The lesson, as always, is that Bondi and this Justice Department are simply not to be trusted. If you want to see exactly what involvement any individual had with Epstein, manually enter the name in the Epstein Library’s search bar, which actually works fairly well, and check out the results for yourself.
But even then, you’ll likely come up less than fully enlightened. Bondi explains in her letter that “no records were withheld or redacted ‘on the basis of embarrassment, reputational harm, or political sensitivity, including to any government official, public figure, or foreign dignitary’” (quoting a requirement from the Epstein-files law itself).
This, good reader, is bullcrap. Take, for example, a 2014 email to Epstein that reads, “Thank you for a fun night … Your littlest girl was a little naughty.” The name of this skin-crawling sender? REDACTED. In a 2018 email, Epstein is informed that “I found at least 3 very good young poor but we was so tired. I will cover up this week. Meet this one, not the beauty queen but we both likes her a lot.” Who sent this one? REDACTED. Or (only one more for now, I promise) how about the person who emailed Epstein in 2017, “I met [NAME OF VICTIM REDACTED] today. She is like Lolita from Nabokov, femme miniature :) So now I should send you her type of candidates only?” You guessed it: REDACTED. And then there’s the drafted federal indictment that lists Epstein and four purported co-conspirators: REDACTED, REDACTED, REDACTED, and REDACTED.
Bondi ultimately tells us in the letter that the DOJ is finally, totally, absolutely done producing the Epstein files. But this is at least the third time the Justice Department has declared its work finished. In July 2025, the FBI proclaimed in a memo that it had reviewed all files and “no further disclosure would be appropriate or warranted.” Then in late January, Deputy Attorney General Todd Blanche announced that “today’s release marks the end of a very comprehensive document identification and review process.” If only saying something three times could make it materialize, the DoJ would be in the clear.

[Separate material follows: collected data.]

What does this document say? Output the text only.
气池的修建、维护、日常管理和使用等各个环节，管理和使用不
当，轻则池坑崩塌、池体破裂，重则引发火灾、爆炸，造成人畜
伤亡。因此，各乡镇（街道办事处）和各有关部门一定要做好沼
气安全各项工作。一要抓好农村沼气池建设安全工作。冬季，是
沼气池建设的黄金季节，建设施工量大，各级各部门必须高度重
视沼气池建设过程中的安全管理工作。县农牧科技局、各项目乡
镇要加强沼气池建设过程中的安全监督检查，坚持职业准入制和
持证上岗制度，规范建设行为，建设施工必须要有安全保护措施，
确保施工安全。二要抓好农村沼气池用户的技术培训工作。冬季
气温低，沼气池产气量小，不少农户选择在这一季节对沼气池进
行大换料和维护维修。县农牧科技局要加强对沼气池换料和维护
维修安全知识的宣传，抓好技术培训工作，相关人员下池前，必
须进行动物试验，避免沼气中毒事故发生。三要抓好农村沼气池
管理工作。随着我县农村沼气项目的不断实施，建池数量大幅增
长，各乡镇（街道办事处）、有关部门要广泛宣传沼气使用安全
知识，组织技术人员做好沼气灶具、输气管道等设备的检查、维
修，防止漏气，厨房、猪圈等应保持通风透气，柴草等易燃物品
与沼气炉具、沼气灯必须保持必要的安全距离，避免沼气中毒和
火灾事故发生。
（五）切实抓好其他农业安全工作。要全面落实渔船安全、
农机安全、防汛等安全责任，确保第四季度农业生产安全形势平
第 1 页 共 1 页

Any next steps now sit primarily with Massie, Khanna, and other members of Congress. Will they accept the Justice Department’s half-assed, incoherent document production? Or will they insist on more? Massie or Khanna can apply political pressure by holding hearings or issuing subpoenas and demanding specific answers with the threat of contempt hanging over the proceedings. Or they might file a lawsuit, though it can be tricky for members of Congress to establish standing (the ability to sue in the first place) to enforce any given law.
So what’s the game here? It’s hard to believe that some intelligent Justice Department professional would make a reasoned consideration and conclude that, yep, it makes sense and brings clarity if we bulk up the list with Elvis and Janis Joplin and Cobain and dozens of elected officials and public figures who probably did nothing wrong. Barring that level of incompetence — I’ll give them the benefit of the doubt — the plain intent was to create a list so large, so tangled, and so utterly nonsensical that it has no practical meaning at all.